Una vez que las tortugas rompen el cascarón en sus primeras horas de vida, se dirigen hacia el mar siguiendo el camino de luz que el atardecer del Sol imprime en las olas del mar. Su instinto las guía a reconocer este camino de luz, como su camino evolutivo a la supervivencia.
En los hoteles cinco estrellas de las playas del vivo, rítmico, cálido, estimulante, enérgico y reparador mar pacífico los turistas sacan de cajones especialmente acondicionados a las recién nacidas tortugas para liberarlas a su estado natural. Los turistas son aconsejados a no tomar fotos con flash, ya que las tortugas pueden confundir esta centella artificial reflejada en la mojada arena como su camino evolutivo hacia su hábitat.
Las recién nacidas tortugas nada deberían saber del sol, del mar, de los flashes de aparatos japoneses, de turistas cinco estrellas ni de sus actividades ecoturistas. Sin embargo a éstos responden.
Las células de la tortuga responden a la pasarela de luz que produce el atardecer del Sol en las relajantes playas del Pacífico. El camino hacia el Sol, es su camino a casa. Ésta información está impresa en la tortuga de manera innata. Sin ninguna experiencia previa la recién nacida tortuga reconoce que el Sol forma un sendero que lo conducirá a la evolución.
El flash de una cámara, y el camino que éste refleja puede asemejarse a lo que instintivamente estas tortugas responden, y un cierto número de éstas puede desviarse de su camino natural y acabar buscando la salvación en el turista cinco estrellas.
Por otra parte, un iluminado cartel al otro lado de la playa, con un dibujo de un palacio con el Sol en el fondo y una carretera amarilla bien delineada podría también captar la atención de la tortuga.
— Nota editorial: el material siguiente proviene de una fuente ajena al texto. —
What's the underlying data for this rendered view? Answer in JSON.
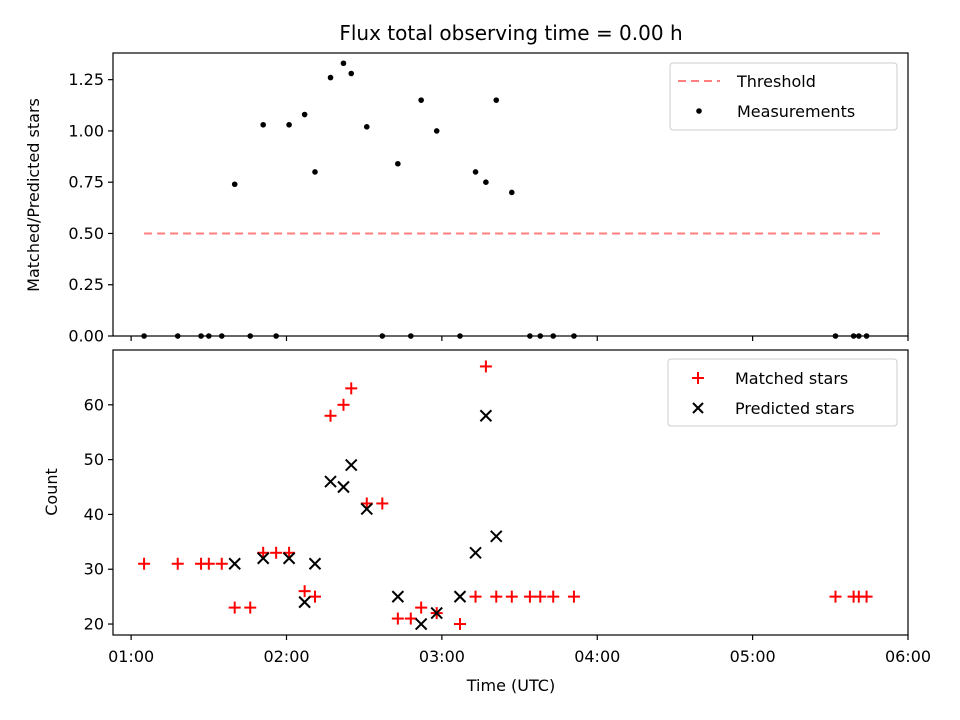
{
  "title": "Flux total observing time = 0.00 h",
  "colors": {
    "matched": "#ff0000",
    "predicted": "#000000",
    "threshold": "#ff7f7f",
    "measurement": "#000000"
  },
  "chart_data": [
    {
      "type": "scatter",
      "ylabel": "Matched/Predicted stars",
      "xlim": [
        "00:53",
        "06:00"
      ],
      "ylim": [
        0,
        1.38
      ],
      "yticks": [
        0,
        0.25,
        0.5,
        0.75,
        1.0,
        1.25
      ],
      "ytick_labels": [
        "0.00",
        "0.25",
        "0.50",
        "0.75",
        "1.00",
        "1.25"
      ],
      "legend_position": "upper right",
      "legend": [
        "Threshold",
        "Measurements"
      ],
      "threshold": {
        "name": "Threshold",
        "y": 0.5,
        "x_range": [
          "01:05",
          "05:50"
        ]
      },
      "series": [
        {
          "name": "Measurements",
          "x": [
            "01:05",
            "01:18",
            "01:27",
            "01:30",
            "01:35",
            "01:40",
            "01:46",
            "01:51",
            "01:56",
            "02:01",
            "02:07",
            "02:11",
            "02:17",
            "02:22",
            "02:25",
            "02:31",
            "02:37",
            "02:43",
            "02:48",
            "02:52",
            "02:58",
            "03:07",
            "03:13",
            "03:17",
            "03:21",
            "03:27",
            "03:34",
            "03:38",
            "03:43",
            "03:51",
            "05:32",
            "05:39",
            "05:41",
            "05:44"
          ],
          "y": [
            0,
            0,
            0,
            0,
            0,
            0.74,
            0,
            1.03,
            0,
            1.03,
            1.08,
            0.8,
            1.26,
            1.33,
            1.28,
            1.02,
            0,
            0.84,
            0,
            1.15,
            1.0,
            0,
            0.8,
            0.75,
            1.15,
            0.7,
            0,
            0,
            0,
            0,
            0,
            0,
            0,
            0
          ]
        }
      ]
    },
    {
      "type": "scatter",
      "xlabel": "Time (UTC)",
      "ylabel": "Count",
      "xlim": [
        "00:53",
        "06:00"
      ],
      "xticks": [
        "01:00",
        "02:00",
        "03:00",
        "04:00",
        "05:00",
        "06:00"
      ],
      "ylim": [
        18,
        70
      ],
      "yticks": [
        20,
        30,
        40,
        50,
        60
      ],
      "legend_position": "upper right",
      "legend": [
        "Matched stars",
        "Predicted stars"
      ],
      "series": [
        {
          "name": "Matched stars",
          "x": [
            "01:05",
            "01:18",
            "01:27",
            "01:30",
            "01:35",
            "01:40",
            "01:46",
            "01:51",
            "01:56",
            "02:01",
            "02:07",
            "02:11",
            "02:17",
            "02:22",
            "02:25",
            "02:31",
            "02:37",
            "02:43",
            "02:48",
            "02:52",
            "02:58",
            "03:07",
            "03:13",
            "03:17",
            "03:21",
            "03:27",
            "03:34",
            "03:38",
            "03:43",
            "03:51",
            "05:32",
            "05:39",
            "05:41",
            "05:44"
          ],
          "y": [
            31,
            31,
            31,
            31,
            31,
            23,
            23,
            33,
            33,
            33,
            26,
            25,
            58,
            60,
            63,
            42,
            42,
            21,
            21,
            23,
            22,
            20,
            25,
            67,
            25,
            25,
            25,
            25,
            25,
            25,
            25,
            25,
            25,
            25
          ]
        },
        {
          "name": "Predicted stars",
          "x": [
            "01:40",
            "01:51",
            "02:01",
            "02:07",
            "02:11",
            "02:17",
            "02:22",
            "02:25",
            "02:31",
            "02:43",
            "02:52",
            "02:58",
            "03:07",
            "03:13",
            "03:17",
            "03:21"
          ],
          "y": [
            31,
            32,
            32,
            24,
            31,
            46,
            45,
            49,
            41,
            25,
            20,
            22,
            25,
            33,
            58,
            36
          ]
        }
      ]
    }
  ]
}
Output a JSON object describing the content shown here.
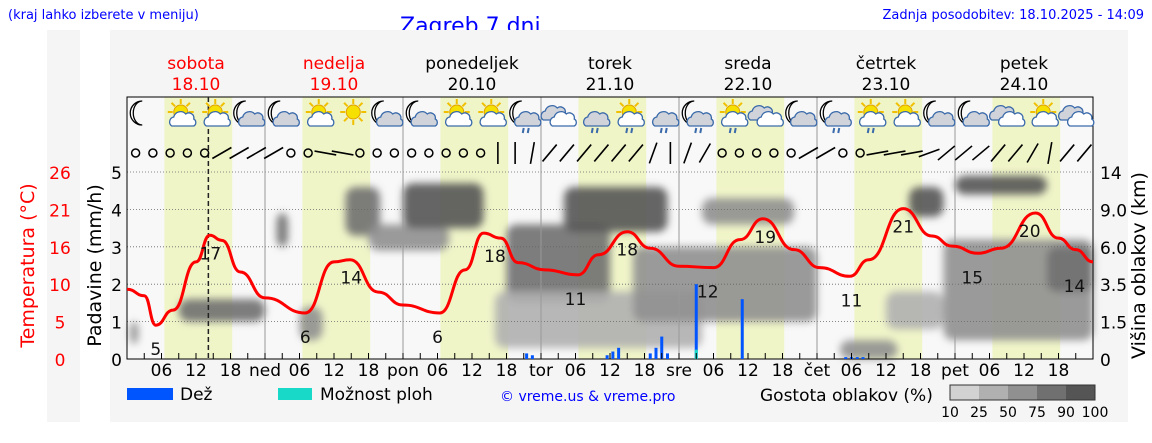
{
  "header": {
    "left_note": "(kraj lahko izberete v meniju)",
    "title": "Zagreb 7 dni",
    "updated": "Zadnja posodobitev: 18.10.2025 - 14:09"
  },
  "colors": {
    "temperature": "#ff0000",
    "rain": "#0055ff",
    "showers": "#18d8c8",
    "daylight": "#f0f5c8",
    "link": "#0000ff"
  },
  "days": [
    {
      "name": "sobota",
      "date": "18.10",
      "weekend": true
    },
    {
      "name": "nedelja",
      "date": "19.10",
      "weekend": true
    },
    {
      "name": "ponedeljek",
      "date": "20.10",
      "weekend": false
    },
    {
      "name": "torek",
      "date": "21.10",
      "weekend": false
    },
    {
      "name": "sreda",
      "date": "22.10",
      "weekend": false
    },
    {
      "name": "četrtek",
      "date": "23.10",
      "weekend": false
    },
    {
      "name": "petek",
      "date": "24.10",
      "weekend": false
    }
  ],
  "icons": [
    "moon",
    "sun-cloud",
    "sun-cloud",
    "moon-cloud",
    "moon-cloud",
    "sun-cloud",
    "sun",
    "moon-cloud",
    "moon-cloud",
    "sun-cloud",
    "sun-cloud",
    "moon-cloud-rain",
    "clouds",
    "cloud-rain",
    "sun-cloud-rain",
    "cloud-rain",
    "moon-cloud-rain",
    "sun-cloud-rain",
    "clouds",
    "moon-cloud",
    "moon-cloud-rain",
    "sun-cloud-rain",
    "sun-cloud",
    "moon-cloud",
    "moon-cloud",
    "clouds",
    "sun-cloud",
    "clouds"
  ],
  "wind": [
    null,
    null,
    null,
    null,
    null,
    60,
    60,
    60,
    60,
    null,
    null,
    100,
    100,
    null,
    null,
    null,
    null,
    null,
    null,
    null,
    null,
    0,
    0,
    10,
    40,
    40,
    40,
    40,
    40,
    40,
    20,
    0,
    20,
    30,
    null,
    null,
    null,
    null,
    null,
    60,
    60,
    null,
    null,
    80,
    80,
    80,
    70,
    50,
    50,
    50,
    40,
    40,
    30,
    10,
    40,
    40
  ],
  "chart_data": {
    "type": "line",
    "title": "Zagreb 7 dni",
    "x_unit": "hours from 18.10 00:00",
    "x_tick_labels": [
      "06",
      "12",
      "18",
      "ned",
      "06",
      "12",
      "18",
      "pon",
      "06",
      "12",
      "18",
      "tor",
      "06",
      "12",
      "18",
      "sre",
      "06",
      "12",
      "18",
      "čet",
      "06",
      "12",
      "18",
      "pet",
      "06",
      "12",
      "18"
    ],
    "now_hour": 14.15,
    "daylight": [
      [
        6.5,
        18.3
      ]
    ],
    "left_axis_temp": {
      "label": "Temperatura (°C)",
      "ticks": [
        0,
        5,
        10,
        16,
        21,
        26
      ]
    },
    "left_axis_precip": {
      "label": "Padavine (mm/h)",
      "ticks": [
        0,
        1,
        2,
        3,
        4,
        5
      ],
      "ylim": [
        0,
        5
      ]
    },
    "right_axis": {
      "label": "Višina oblakov (km)",
      "ticks": [
        "0",
        "1.5",
        "3.5",
        "6.0",
        "9.0",
        "14"
      ]
    },
    "grid": true,
    "temperature": {
      "x": [
        0,
        3,
        5,
        8,
        12,
        14.4,
        16.5,
        19.7,
        24,
        31,
        36,
        38.8,
        43.7,
        48,
        54.4,
        58.8,
        62,
        65,
        68,
        72.7,
        78.4,
        82,
        87,
        91,
        96,
        102,
        106.6,
        110.6,
        116,
        120.5,
        125.7,
        129,
        135,
        140,
        143.5,
        148,
        152,
        158,
        162,
        165,
        168
      ],
      "y": [
        9.7,
        8.8,
        4.7,
        6.8,
        13.5,
        17.2,
        16.5,
        12.1,
        8.5,
        6.4,
        13.5,
        13.8,
        9.3,
        7.5,
        6.4,
        12.4,
        17.5,
        16.8,
        13.4,
        12.4,
        11.7,
        14.5,
        17.7,
        15.4,
        12.9,
        12.7,
        16.6,
        19.5,
        15.2,
        12.7,
        11.5,
        13.8,
        20.9,
        17.1,
        15.7,
        14.7,
        15.4,
        20.3,
        16.8,
        15.2,
        13.5
      ]
    },
    "temp_labels": [
      {
        "x": 5,
        "v": "5"
      },
      {
        "x": 14.5,
        "v": "17"
      },
      {
        "x": 31,
        "v": "6"
      },
      {
        "x": 39,
        "v": "14"
      },
      {
        "x": 54,
        "v": "6"
      },
      {
        "x": 64,
        "v": "18"
      },
      {
        "x": 78,
        "v": "11"
      },
      {
        "x": 87,
        "v": "18"
      },
      {
        "x": 101,
        "v": "12"
      },
      {
        "x": 111,
        "v": "19"
      },
      {
        "x": 126,
        "v": "11"
      },
      {
        "x": 135,
        "v": "21"
      },
      {
        "x": 147,
        "v": "15"
      },
      {
        "x": 157,
        "v": "20"
      },
      {
        "x": 167,
        "v": "14"
      }
    ],
    "precip_rain": {
      "x": [
        69.5,
        70.5,
        83.5,
        84.5,
        85.5,
        91,
        92,
        93,
        94,
        99,
        107,
        125,
        126,
        127,
        128
      ],
      "y": [
        0.15,
        0.1,
        0.1,
        0.2,
        0.3,
        0.15,
        0.3,
        0.6,
        0.15,
        2.0,
        1.6,
        0.05,
        0.05,
        0.05,
        0.05
      ]
    },
    "precip_showers": {
      "x": [
        99
      ],
      "y": [
        0.25
      ]
    },
    "cloud_density": [
      {
        "h0": 0.5,
        "h1": 2,
        "z0": 0.4,
        "z1": 1.0,
        "d": 50
      },
      {
        "h0": 9,
        "h1": 24,
        "z0": 1.0,
        "z1": 1.6,
        "d": 75
      },
      {
        "h0": 26,
        "h1": 28,
        "z0": 3.0,
        "z1": 3.9,
        "d": 75
      },
      {
        "h0": 30,
        "h1": 34,
        "z0": 0.5,
        "z1": 1.4,
        "d": 50
      },
      {
        "h0": 38,
        "h1": 44,
        "z0": 3.3,
        "z1": 4.6,
        "d": 75
      },
      {
        "h0": 42,
        "h1": 56,
        "z0": 2.9,
        "z1": 3.6,
        "d": 50
      },
      {
        "h0": 48,
        "h1": 62,
        "z0": 3.5,
        "z1": 4.7,
        "d": 90
      },
      {
        "h0": 66,
        "h1": 84,
        "z0": 1.5,
        "z1": 3.6,
        "d": 75
      },
      {
        "h0": 64,
        "h1": 100,
        "z0": 0.3,
        "z1": 1.8,
        "d": 25
      },
      {
        "h0": 76,
        "h1": 94,
        "z0": 3.4,
        "z1": 4.6,
        "d": 90
      },
      {
        "h0": 88,
        "h1": 120,
        "z0": 1.0,
        "z1": 3.0,
        "d": 50
      },
      {
        "h0": 100,
        "h1": 116,
        "z0": 3.6,
        "z1": 4.3,
        "d": 50
      },
      {
        "h0": 124,
        "h1": 134,
        "z0": 0,
        "z1": 0.5,
        "d": 50
      },
      {
        "h0": 132,
        "h1": 142,
        "z0": 0.8,
        "z1": 1.8,
        "d": 25
      },
      {
        "h0": 136,
        "h1": 142,
        "z0": 3.8,
        "z1": 4.6,
        "d": 90
      },
      {
        "h0": 144,
        "h1": 160,
        "z0": 4.4,
        "z1": 4.9,
        "d": 90
      },
      {
        "h0": 142,
        "h1": 168,
        "z0": 0.5,
        "z1": 3.2,
        "d": 50
      },
      {
        "h0": 160,
        "h1": 168,
        "z0": 1.8,
        "z1": 3.0,
        "d": 75
      }
    ]
  },
  "legend": {
    "rain": "Dež",
    "showers": "Možnost ploh",
    "credit": "© vreme.us & vreme.pro",
    "density_title": "Gostota oblakov (%)",
    "density_ticks": [
      "10",
      "25",
      "50",
      "75",
      "90",
      "100"
    ],
    "density_colors": [
      "#d2d2d2",
      "#b0b0b0",
      "#909090",
      "#707070",
      "#555555"
    ]
  }
}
La recién nacida podría sentir en sus células de manera instintiva e innata que ese cartel es el camino natural para su desarrollo. El simbolismo es un arcano. Luces, fotos, carteles, dibujos, colores, palabras, sonidos, vestimentas podrían exaltar en el interior de la tortuga, y de los seres humanos también, a que sus células respondan y se identifiquen con éstos, haciéndoles creer que éste es su camino a la salvación.
Y a todo esto, ¿qué les dice la tortuga?
Cuando se colocan en posición de meditación y acceden a su interior donde habita el Ser verdadero se sienten protegidos, ahí no existe peligro, ahí todo es amor y verdad. Al igual que la tortuga se recoge en el interior de su caparazón ante un eminente ataque, ustedes reconocen en el simbolismo de la tortuga la habilidad inherente en el ser humano para acceder a su interior para sentir la calma, paz y amor infinito.
Cuando vean un caparazón, perciban que sus células responden al simbolismo de esta imagen.